Motor-Columbus
- Company type: Joint-stock company
- Industry: Electricity finance and engineering
- Founded: 1923 (merger); Motor AG founded 1895
- Fate: Renamed Atel Holding SA (2007)
- Headquarters: Baden, Switzerland
- Products: Financing, engineering, and operation of electricity undertakings

= Motor-Columbus =

Swiss electricity finance and engineering company

Motor-Columbus was a Swiss electricity finance and engineering company. It was formed in 1923 from the merger of Motor AG für angewandte Elektrizität and Columbus AG für elektrische Unternehmungen, and was renamed Atel Holding SA in 2007.

== History ==

Motor-Columbus arose from the 1923 merger of Motor AG für angewandte Elektrizität and Columbus AG für elektrische Unternehmungen (founded in 1913), the latter operating mainly in South America. Motor AG had been founded in 1895 to finance the electrical installations of Brown, Boveri & Cie, chiefly in Switzerland and northern Italy. In 1908 the company linked the run-of-river power station at Beznau with the Löntsch storage reservoir, thereby creating the first large electricity supply network in Switzerland, which it sold in 1914 to the newly established Nordostschweizerische Kraftwerke (NOK).

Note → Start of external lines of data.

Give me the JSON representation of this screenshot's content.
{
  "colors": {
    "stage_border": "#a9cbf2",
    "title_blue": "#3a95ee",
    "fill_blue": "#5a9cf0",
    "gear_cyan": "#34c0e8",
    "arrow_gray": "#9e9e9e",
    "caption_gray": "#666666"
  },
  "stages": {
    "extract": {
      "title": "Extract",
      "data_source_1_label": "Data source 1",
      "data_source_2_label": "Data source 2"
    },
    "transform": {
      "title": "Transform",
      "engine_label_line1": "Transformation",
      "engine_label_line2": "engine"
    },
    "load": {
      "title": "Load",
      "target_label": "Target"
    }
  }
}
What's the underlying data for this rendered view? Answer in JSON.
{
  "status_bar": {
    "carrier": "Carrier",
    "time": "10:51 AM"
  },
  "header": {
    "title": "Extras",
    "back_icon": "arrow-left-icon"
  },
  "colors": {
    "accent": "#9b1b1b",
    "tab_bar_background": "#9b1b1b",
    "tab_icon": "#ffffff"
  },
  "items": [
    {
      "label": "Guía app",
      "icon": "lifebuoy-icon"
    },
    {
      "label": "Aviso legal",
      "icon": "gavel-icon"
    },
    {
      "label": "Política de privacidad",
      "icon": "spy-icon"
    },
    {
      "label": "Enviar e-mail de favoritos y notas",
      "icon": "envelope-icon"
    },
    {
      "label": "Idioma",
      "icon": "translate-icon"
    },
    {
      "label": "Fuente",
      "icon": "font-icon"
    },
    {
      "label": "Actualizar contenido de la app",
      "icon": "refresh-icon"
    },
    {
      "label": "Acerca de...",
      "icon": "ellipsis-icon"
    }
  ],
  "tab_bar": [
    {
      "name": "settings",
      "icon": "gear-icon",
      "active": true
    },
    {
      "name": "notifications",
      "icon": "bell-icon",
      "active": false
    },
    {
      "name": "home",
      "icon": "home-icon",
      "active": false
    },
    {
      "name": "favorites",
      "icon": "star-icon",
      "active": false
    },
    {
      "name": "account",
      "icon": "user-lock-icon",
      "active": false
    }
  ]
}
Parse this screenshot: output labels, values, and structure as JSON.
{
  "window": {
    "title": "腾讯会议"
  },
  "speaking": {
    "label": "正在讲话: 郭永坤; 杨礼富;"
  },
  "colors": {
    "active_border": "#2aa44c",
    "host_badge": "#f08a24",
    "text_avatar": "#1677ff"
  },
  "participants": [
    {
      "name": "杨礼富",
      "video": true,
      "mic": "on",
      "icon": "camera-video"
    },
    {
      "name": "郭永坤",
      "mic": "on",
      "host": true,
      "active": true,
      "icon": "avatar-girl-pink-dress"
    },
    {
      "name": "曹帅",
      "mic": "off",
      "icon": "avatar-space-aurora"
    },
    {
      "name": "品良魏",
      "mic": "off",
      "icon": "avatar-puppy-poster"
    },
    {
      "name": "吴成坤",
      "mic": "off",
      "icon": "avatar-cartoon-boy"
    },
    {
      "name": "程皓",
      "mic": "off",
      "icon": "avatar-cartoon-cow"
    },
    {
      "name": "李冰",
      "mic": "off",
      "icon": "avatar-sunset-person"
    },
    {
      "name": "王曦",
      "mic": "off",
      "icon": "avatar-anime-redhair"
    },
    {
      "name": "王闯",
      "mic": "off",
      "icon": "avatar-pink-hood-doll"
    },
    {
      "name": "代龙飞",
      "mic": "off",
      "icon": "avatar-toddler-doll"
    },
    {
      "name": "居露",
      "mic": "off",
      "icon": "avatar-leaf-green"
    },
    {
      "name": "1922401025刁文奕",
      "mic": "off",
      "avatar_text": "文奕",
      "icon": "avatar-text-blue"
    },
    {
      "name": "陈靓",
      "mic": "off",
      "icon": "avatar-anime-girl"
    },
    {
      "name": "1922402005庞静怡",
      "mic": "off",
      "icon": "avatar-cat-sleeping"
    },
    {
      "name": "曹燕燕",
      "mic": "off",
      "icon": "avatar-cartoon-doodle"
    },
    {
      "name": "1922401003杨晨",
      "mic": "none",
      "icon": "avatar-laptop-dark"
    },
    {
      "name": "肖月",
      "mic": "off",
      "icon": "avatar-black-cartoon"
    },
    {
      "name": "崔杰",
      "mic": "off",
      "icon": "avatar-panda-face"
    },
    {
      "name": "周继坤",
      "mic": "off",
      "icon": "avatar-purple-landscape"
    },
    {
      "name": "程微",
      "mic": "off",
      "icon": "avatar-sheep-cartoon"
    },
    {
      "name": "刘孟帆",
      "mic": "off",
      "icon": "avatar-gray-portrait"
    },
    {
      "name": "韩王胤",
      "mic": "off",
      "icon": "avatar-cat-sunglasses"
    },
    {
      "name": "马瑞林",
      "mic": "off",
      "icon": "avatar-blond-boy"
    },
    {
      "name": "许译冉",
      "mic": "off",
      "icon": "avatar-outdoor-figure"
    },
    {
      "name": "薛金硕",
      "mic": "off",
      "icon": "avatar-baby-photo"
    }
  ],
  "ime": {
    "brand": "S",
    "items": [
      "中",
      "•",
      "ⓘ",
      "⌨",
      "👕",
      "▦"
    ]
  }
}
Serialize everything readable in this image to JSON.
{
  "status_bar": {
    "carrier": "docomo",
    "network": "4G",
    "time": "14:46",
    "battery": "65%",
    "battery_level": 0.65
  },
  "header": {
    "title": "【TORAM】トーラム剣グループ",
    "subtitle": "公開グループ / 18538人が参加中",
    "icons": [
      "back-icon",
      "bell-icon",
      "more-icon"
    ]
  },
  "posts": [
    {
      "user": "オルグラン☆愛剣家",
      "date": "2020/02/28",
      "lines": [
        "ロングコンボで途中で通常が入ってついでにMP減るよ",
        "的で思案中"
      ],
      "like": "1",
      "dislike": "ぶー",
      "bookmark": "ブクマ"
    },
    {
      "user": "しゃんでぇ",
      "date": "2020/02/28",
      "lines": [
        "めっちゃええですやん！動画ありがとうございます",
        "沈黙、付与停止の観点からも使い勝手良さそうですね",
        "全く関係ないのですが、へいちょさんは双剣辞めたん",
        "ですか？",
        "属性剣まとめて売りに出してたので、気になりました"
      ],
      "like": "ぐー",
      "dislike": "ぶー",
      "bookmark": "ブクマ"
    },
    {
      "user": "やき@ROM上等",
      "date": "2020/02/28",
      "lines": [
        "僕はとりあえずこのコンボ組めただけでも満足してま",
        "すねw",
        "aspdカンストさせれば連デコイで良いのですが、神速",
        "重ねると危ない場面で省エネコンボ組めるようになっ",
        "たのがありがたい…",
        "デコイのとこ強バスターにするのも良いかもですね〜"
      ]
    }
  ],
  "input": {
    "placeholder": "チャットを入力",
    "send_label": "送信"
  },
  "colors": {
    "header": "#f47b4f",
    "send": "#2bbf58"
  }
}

In addition to developing its hydroelectric plants, Motor-Columbus planned from 1966 to build a nuclear power station at Kaiseraugst, a project it was forced to abandon for political reasons in 1988. From 1974 the company tried, without success, to diversify its traditional energy and engineering activities into construction (the general contractor Mobag) and telecommunications (TeleColumbus). By the 1990s its holdings were practically limited to its majority stake in Atel (Aare-Tessin AG für Elektrizität).

In 2007, in connection with the planned union of Energie Ouest Suisse and Atel, Motor-Columbus changed its name to Atel Holding SA. This was more than a renaming: it marked a shift in the company's role, from the historic Motor-Columbus finance and engineering holding to a holding for the Atel energy group. Atel Holding existed only briefly before its operations passed in 2009 to the newly formed Alpiq.